Who are Data Engineers?
If a Data Analyst and a Data Scientist occupies two ends of a straight line, a Data Engineer happens to be positioned somewhere in between those two end points. They are primarily responsible for preparing data for analytical and operational purpose.
In the capacity of a Data Engineer, you should be well versed with the maintenance and development of Data Architecture. They are proficient in creating and integrating APIs and have a strong understanding of Data Pipelining.
Data Analyst vs. Data Scientist: Similarities
The topic of Data Scientist vs. Data Analyst is not necessarily an elaboration of the differences between the two positions alone. A proper analysis of the two positions will be incomplete without looking at the issue of Data Analyst vs. Data Scientist in terms of the similarities between the two professionals.
Let us look at some points of overlap.
- Both are responsible for dealing with Data in the accomplishment of business goals. Thus, they are often found to be working in the same business units.
- They both leverage predictive analytics, statistical analysis and reporting techniques to understand trends and for analyzing data.
- Both roles require an understanding of programming, databases, machine learning algorithms, and other tools used for data manipulation and data analysis.

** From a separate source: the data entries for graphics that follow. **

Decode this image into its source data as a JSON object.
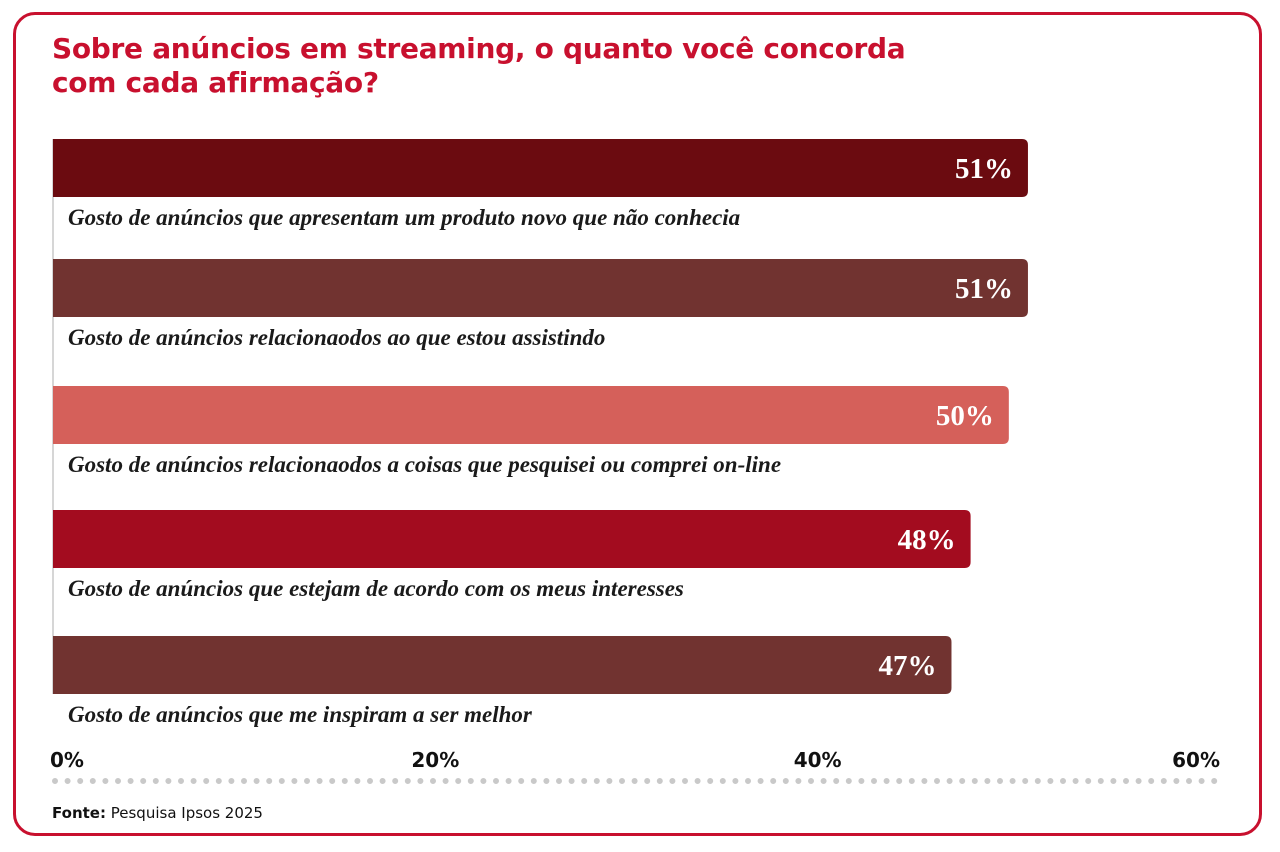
{
  "source": {
    "label": "Fonte:",
    "text": "Pesquisa Ipsos 2025"
  },
  "chart_data": {
    "type": "bar",
    "orientation": "horizontal",
    "title": "Sobre anúncios em streaming, o quanto você concorda com cada afirmação?",
    "categories": [
      "Gosto de anúncios que apresentam um produto novo que não conhecia",
      "Gosto de anúncios relacionaodos ao que estou assistindo",
      "Gosto de anúncios relacionaodos a coisas que pesquisei ou comprei on-line",
      "Gosto de anúncios que estejam de acordo com os meus interesses",
      "Gosto de anúncios que me inspiram a ser melhor"
    ],
    "values": [
      51,
      51,
      50,
      48,
      47
    ],
    "value_labels": [
      "51%",
      "51%",
      "50%",
      "48%",
      "47%"
    ],
    "colors": [
      "#6b0b10",
      "#713330",
      "#d5605a",
      "#a30c1f",
      "#713330"
    ],
    "xlim": [
      0,
      60
    ],
    "xticks": [
      0,
      20,
      40,
      60
    ],
    "xtick_labels": [
      "0%",
      "20%",
      "40%",
      "60%"
    ],
    "grid": false,
    "legend": "none"
  }
}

- A Data Analyst as well as a Data Scientist is required to possess excellent written and verbal communication skills as they are responsible for conveying their findings to business leaders.
- Both require expertise in traditional statistics.
- Data Analysts as well as Data Scientists play a critical role in helping organizations gain insights into their operations and performance through meaningful data-driven decisions which can have significant impacts on the bottom line of their respective companies or clients.
- Both the professions have garnered exceptional popularity in the public eye especially with the intensification of the wave of Data Boom.